Collect and profile a lazy query

Source code

Description

This will run the query and return a list containing the materialized DataFrame and a DataFrame that contains profiling information of each node that is executed.

Usage

<LazyFrame>$profile(
  ...,
  type_coercion = TRUE,
  `_type_check` = TRUE,
  predicate_pushdown = TRUE,
  projection_pushdown = TRUE,
  simplify_expression = TRUE,
  slice_pushdown = TRUE,
  comm_subplan_elim = TRUE,
  comm_subexpr_elim = TRUE,
  cluster_with_columns = TRUE,
  collapse_joins = TRUE,
  no_optimization = FALSE,
  `_check_order` = TRUE,
  show_plot = FALSE,
  truncate_nodes = 0
)

Arguments

These dots are for future extensions and must be empty.
type_coercion A logical, indicates type coercion optimization.
predicate_pushdown A logical, indicates predicate pushdown optimization.
projection_pushdown A logical, indicates projection pushdown optimization.
simplify_expression A logical, indicates simplify expression optimization.
slice_pushdown A logical, indicates slice pushdown optimization.
comm_subplan_elim A logical, indicates trying to cache branching subplans that occur on self-joins or unions.
comm_subexpr_elim A logical, indicates trying to cache common subexpressions.
cluster_with_columns A logical, indicates to combine sequential independent calls to with_columns.
collapse_joins Collapse a join and filters into a faster join.
no_optimization A logical.
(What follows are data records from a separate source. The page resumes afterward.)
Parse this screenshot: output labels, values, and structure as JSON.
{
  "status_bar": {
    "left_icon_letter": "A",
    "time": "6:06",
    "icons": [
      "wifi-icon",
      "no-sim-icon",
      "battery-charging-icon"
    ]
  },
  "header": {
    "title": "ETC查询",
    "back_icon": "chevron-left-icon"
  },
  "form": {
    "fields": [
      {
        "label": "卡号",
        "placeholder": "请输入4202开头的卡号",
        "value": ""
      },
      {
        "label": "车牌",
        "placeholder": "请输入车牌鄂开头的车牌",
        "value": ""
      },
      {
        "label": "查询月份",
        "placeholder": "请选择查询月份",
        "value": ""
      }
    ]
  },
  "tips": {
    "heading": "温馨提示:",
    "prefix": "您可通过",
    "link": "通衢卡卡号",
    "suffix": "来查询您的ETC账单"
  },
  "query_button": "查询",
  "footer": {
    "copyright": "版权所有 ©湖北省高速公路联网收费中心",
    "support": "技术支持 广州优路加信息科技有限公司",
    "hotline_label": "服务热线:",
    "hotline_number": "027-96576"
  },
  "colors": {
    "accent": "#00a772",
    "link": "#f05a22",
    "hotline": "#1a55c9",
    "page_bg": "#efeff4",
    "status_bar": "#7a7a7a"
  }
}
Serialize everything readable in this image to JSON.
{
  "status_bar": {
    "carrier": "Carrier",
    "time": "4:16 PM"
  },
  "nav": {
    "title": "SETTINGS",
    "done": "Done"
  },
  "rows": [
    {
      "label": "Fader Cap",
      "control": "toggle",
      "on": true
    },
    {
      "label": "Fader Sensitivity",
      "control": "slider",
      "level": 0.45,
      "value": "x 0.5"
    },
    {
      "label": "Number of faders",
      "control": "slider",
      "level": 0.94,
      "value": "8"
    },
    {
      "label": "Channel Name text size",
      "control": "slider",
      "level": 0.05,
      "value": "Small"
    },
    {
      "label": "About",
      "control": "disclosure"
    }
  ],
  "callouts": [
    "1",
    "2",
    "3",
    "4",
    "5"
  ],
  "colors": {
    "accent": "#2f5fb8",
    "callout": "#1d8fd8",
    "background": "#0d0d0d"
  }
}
If TRUE, turn off (certain) optimizations.
\_check_order, \_type_check For internal use only.
show_plot Show a Gantt chart of the profiling result
truncate_nodes Truncate the label lengths in the Gantt chart to this number of characters. If 0 (default), do not truncate.

Details

The units of the timings are microseconds.

Value

List of two DataFrames: one with the collected result, the other with the timings of each step. If show_plot = TRUE, then the plot is also stored in the list.

See Also

  • $collect() - regular collect.
  • $sink_parquet() streams query to a parquet file.
  • $sink_ipc() streams query to a arrow file.

Examples

library("polars")

lf <- pl$LazyFrame(
  a = c("a", "b", "a", "b", "b", "c"),
  b = 1:6,
  c = 6:1,
)

lf$group_by("a", .maintain_order = TRUE)$agg(
  pl$all()$sum()
)$sort("a")$profile()
#> [[1]]
#> shape: (3, 3)
#> ┌─────┬─────┬─────┐
#> │ a   ┆ b   ┆ c   │
#> │ --- ┆ --- ┆ --- │
#> │ str ┆ i32 ┆ i32 │
#> ╞═════╪═════╪═════╡
#> │ a   ┆ 4   ┆ 10  │
#> │ b   ┆ 11  ┆ 10  │
#> │ c   ┆ 6   ┆ 1   │
#> └─────┴─────┴─────┘
#> 
#> [[2]]
#> shape: (3, 3)
#> ┌─────────────────────────┬───────┬──────┐
#> │ node                    ┆ start ┆ end  │
#> │ ---                     ┆ ---   ┆ ---  │
#> │ str                     ┆ u64   ┆ u64  │
#> ╞═════════════════════════╪═══════╪══════╡
#> │ optimization            ┆ 0     ┆ 1962 │
#> │ group_by_partitioned(a) ┆ 1962  ┆ 7333 │
#> │ sort(a)                 ┆ 7423  ┆ 8258 │
#> └─────────────────────────┴───────┴──────┘